Edward Brown: There is also a lot of interest in important aspects of the basic biochemistry of the receptor. The receptor has a number of protein-binding partners and also traffics to and from the cell membrane. Many receptors, when they are exposed to the ligand that activates them, will downregulate, either by reducing their cell surface expression or reducing the function of the receptor. That would not be a good thing in the parathyroid because you do not want the calcium sensor to downregulate when there is calcium present, so there are mechanisms currently under investigation by Gerda Breitwieser and others for how the receptor can maintain a steady-state level that is appropriate for sensing calcium even with chronic exposure to calcium as a ligand.
There are binding partners that also provide clues into how the receptor signals to various downstream pathways. The receptor connects to a large number of signaling pathways—it has been shown that the receptor can activate most of the known pathways that have been looked at. There is only one isoform of the calcium-sensing receptor, when in contrast there are eight closely related isoforms of the metabotropic glutamate receptor, so presumably it needs to be pretty versatile in its ability to regulate cell function through a variety of pathways that would be appropriate to a particular cell type.

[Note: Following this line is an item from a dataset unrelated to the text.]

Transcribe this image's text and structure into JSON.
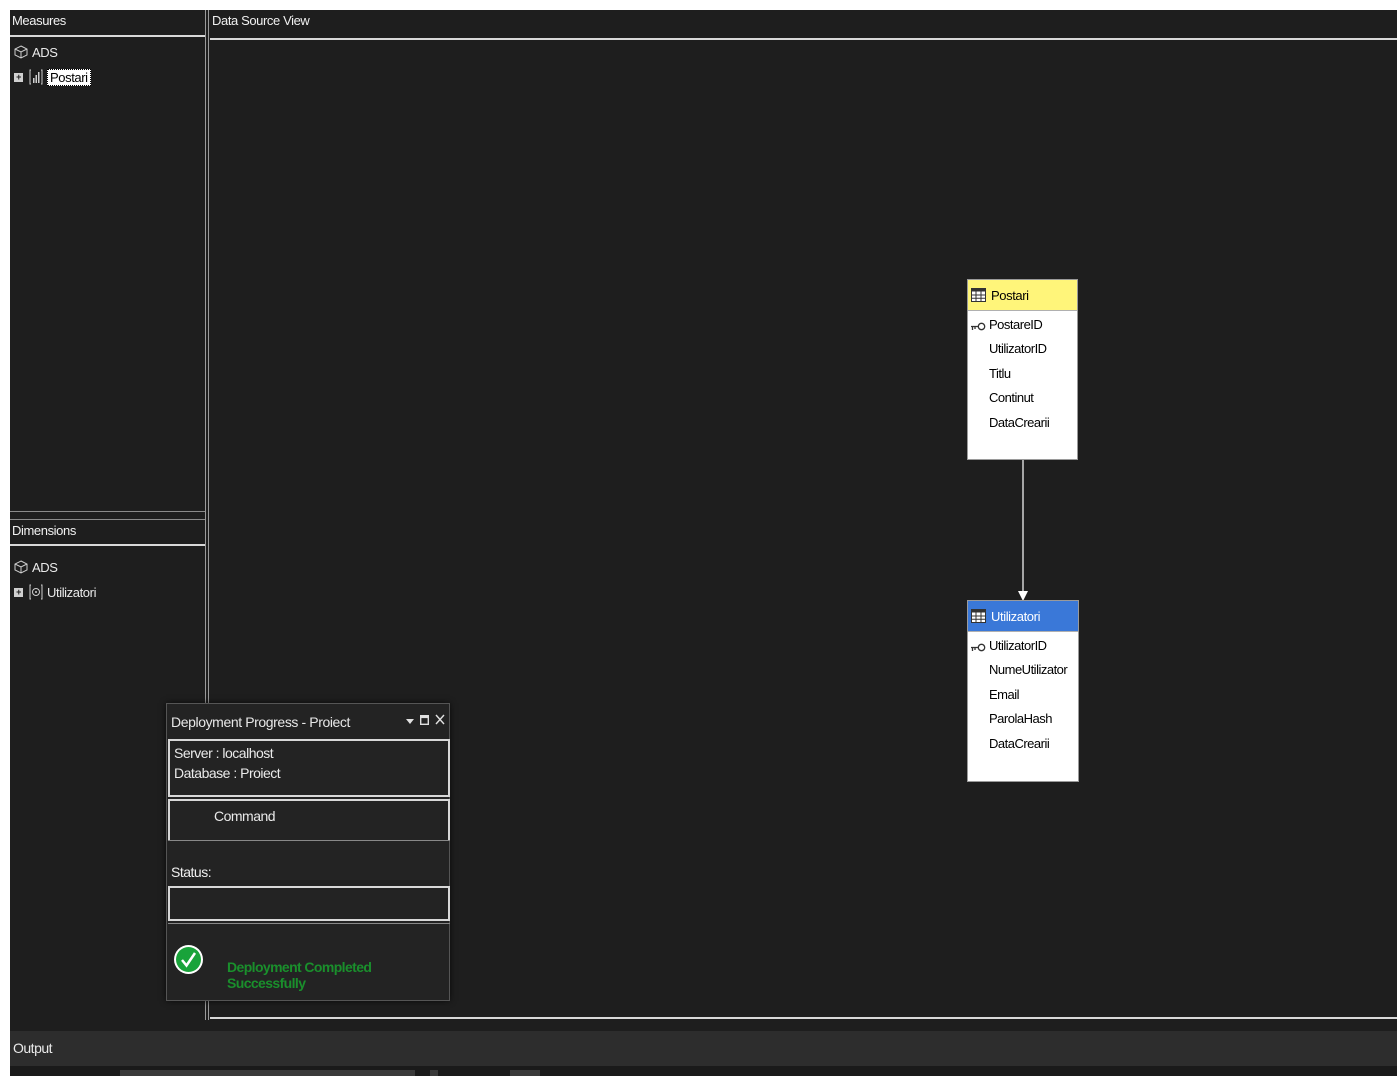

BoneKEy: What is it like to look back now at your research and all the subsequent work it inspired?
Edward Brown: It has been very exciting. It was fun to contribute to the initial work showing the presence and function of the receptor. Then, at a certain point, the field gets larger and larger and you cannot be the one who is pushing things forward, but then it is gratifying and very interesting to see where other people are going with it. We had the first calcium-sensing receptor symposium in December 2012 in Vienna and it was the first time many of us got together to compare notes and listen to presentations from people working on the calcium-sensing receptor in all of these different areas.
It took a while for interest in the calcium-sensing receptor to catch on. When you measure variation in serum calcium—Michael Parfitt measured serum calcium concentration every few minutes, as did a colleague of mine—the percent coefficient of variation is only about 1 or 2%, so it seems like calcium levels are almost constant. How could that be a signal that cells can decode? As a result, it was a foreign idea that an ion could activate a G-protein-coupled receptor, and it took time for people to wrap their minds around the fact that the receptor is doing interesting things, and to start looking at it in their own cell type or tissue of interest. It turned out to be a very fertile area to investigate.
BoneKEy: Thank you so much for speaking to BoneKEy.
Edward Brown: Thank you—it was my pleasure to participate.